Pazder introduced the term "ritualized abuse" in 1980, describing the experiences of an adult survivor that was disclosing satanic abuse memories. He defined the phenomenon as "repeated physical, emotional, mental, and spiritual assaults combined with a systematic use of symbols, ceremonies, and machinations designed and orchestrated to attain malevolent effects." Later definitions came mostly from professionals addressing ritual abuse in child care settings. Finkelhor, Williams, Burns, and Kalinowski elaborated on Pazder's definition, defining ritual abuse as "abuse that occurs in a context linked to some symbols or group activity that have a religious, magical or supernatural connotation, and where the invocation of these symbols or activities are repeated over time and used to frighten and intimidate the children." Kelley referred to ritual abuse as the "repetitive and systematic sexual, physical, and psychological abuse of children by adults as part of cult or satanic worship".
Evidence

There is a great deal of evidence supporting the existence of ritual abuse crimes as a worldwide phenomenon. Bottoms, Shaver and Goodman found in their 1993 study evaluating ritual abuse claims that in 2,292 alleged ritual abuse cases, 15% of the perpetrators in adult cases and 30% of the perpetrators in child cases confessed to the abuse. "In a survey of 2,709 members of the American Psychological Association, it was found that 30 percent of these professionals had seen cases of ritual or religion-related abuse (Bottoms, Shaver & Goodman, 1991). Of those psychologists who have seen cases of ritual abuse, 93 percent believed that the reported harm took place and 93 percent believed that the alleged ritualism occurred....The similar research of Nancy Perry (1992) which further supports (the previous findings)…Perry also conducted a national survey of therapists who work with clients with dissociative disorders and she found that 88 percent of the 1,185 respondents indicated ”belief in ritual abuse, involving mind control and programming."

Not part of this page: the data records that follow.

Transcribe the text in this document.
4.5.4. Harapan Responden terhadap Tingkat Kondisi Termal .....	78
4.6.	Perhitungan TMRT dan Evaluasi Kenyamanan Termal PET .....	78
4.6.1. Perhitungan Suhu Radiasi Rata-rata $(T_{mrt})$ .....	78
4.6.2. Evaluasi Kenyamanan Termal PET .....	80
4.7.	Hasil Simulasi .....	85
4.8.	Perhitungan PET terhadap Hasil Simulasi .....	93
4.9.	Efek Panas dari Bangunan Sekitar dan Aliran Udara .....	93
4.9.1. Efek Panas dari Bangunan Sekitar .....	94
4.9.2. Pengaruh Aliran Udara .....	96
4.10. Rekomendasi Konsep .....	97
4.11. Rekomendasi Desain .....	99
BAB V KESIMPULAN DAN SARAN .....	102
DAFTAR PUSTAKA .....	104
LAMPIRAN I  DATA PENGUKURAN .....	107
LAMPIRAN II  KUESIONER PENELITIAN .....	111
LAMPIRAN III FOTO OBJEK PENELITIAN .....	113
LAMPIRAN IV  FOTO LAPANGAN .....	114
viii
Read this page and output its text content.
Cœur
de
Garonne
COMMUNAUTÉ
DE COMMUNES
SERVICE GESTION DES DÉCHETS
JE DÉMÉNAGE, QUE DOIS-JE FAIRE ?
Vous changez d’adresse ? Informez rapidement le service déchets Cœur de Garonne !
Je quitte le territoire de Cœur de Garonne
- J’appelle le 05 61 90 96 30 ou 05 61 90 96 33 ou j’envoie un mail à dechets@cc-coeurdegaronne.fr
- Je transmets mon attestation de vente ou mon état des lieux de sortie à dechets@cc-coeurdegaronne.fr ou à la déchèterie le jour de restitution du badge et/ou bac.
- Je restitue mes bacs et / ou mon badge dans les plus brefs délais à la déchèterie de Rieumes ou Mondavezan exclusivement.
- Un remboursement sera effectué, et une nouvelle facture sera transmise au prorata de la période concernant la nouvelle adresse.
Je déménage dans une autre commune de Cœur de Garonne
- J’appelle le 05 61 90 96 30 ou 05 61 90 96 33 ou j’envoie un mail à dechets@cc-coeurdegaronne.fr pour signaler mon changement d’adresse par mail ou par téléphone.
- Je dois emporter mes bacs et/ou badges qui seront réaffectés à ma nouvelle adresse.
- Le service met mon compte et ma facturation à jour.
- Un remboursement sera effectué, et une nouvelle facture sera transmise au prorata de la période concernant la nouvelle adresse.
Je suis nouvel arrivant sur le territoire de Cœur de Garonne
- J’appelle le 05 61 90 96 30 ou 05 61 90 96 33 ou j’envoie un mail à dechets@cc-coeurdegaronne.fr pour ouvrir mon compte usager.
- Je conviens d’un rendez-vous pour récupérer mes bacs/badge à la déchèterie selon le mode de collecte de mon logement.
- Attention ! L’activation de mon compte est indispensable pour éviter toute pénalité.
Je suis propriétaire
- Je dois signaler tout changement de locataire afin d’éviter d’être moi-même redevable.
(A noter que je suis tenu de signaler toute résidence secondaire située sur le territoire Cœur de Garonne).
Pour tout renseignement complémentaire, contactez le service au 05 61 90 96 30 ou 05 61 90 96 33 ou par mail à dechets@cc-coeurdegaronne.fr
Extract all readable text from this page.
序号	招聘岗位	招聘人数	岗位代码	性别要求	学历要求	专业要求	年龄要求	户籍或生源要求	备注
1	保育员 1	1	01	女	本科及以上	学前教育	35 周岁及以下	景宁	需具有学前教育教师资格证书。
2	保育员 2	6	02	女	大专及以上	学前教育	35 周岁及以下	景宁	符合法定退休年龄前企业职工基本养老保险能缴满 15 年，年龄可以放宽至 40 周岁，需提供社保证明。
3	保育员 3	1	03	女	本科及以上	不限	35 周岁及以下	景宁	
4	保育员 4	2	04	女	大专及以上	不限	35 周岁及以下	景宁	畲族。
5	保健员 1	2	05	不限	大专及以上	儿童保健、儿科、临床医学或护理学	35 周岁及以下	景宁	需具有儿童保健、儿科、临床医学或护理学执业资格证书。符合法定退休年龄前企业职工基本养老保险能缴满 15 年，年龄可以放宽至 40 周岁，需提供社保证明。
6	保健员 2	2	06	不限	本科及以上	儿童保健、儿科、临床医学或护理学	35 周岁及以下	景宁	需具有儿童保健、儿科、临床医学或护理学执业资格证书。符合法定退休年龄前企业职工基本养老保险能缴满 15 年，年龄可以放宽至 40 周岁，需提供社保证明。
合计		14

An online survey of over one thousand people answered questions about ritual abuse and extreme abuse crimes. In a summary of the survey, it was found that ritual abuse/mind control is a global phenomenon. Fifty-five percent stated they were abuse in a Satanic cult. Seventy-seven percent of the adult survivors that responded "had been threatened with death if they ever talked about the abuse." Also, "257 respondents reported that secret mind control experiments were used on them as children." Eighty-two percent reported being sexually abused by multiple perpetrators.

Anne Johnson Davis in her book Hell Minus One reported that her parents confessed to her abuse in writing and verbally to clergymen, and to the detectives from the Utah Attorney General’s Office. Her suppressed memories started when she was in her mid-30s, which were fully substantiated by her mother and stepfather....

A study which identified 270 cases of sexual abuse in day care settings found that allegations of ritual abuse occurred in thirteen percent of the cases. Additional evidence of ritual abuse in day care and child abuse cases has been found in news reports, journal articles and legal transcripts.

Ritual abuse occurrences have also been found in the Netherlands and the United Kingdom. A ritual abuse case in the United States in 2006 had a confession and convictions. The case included up to 25 children.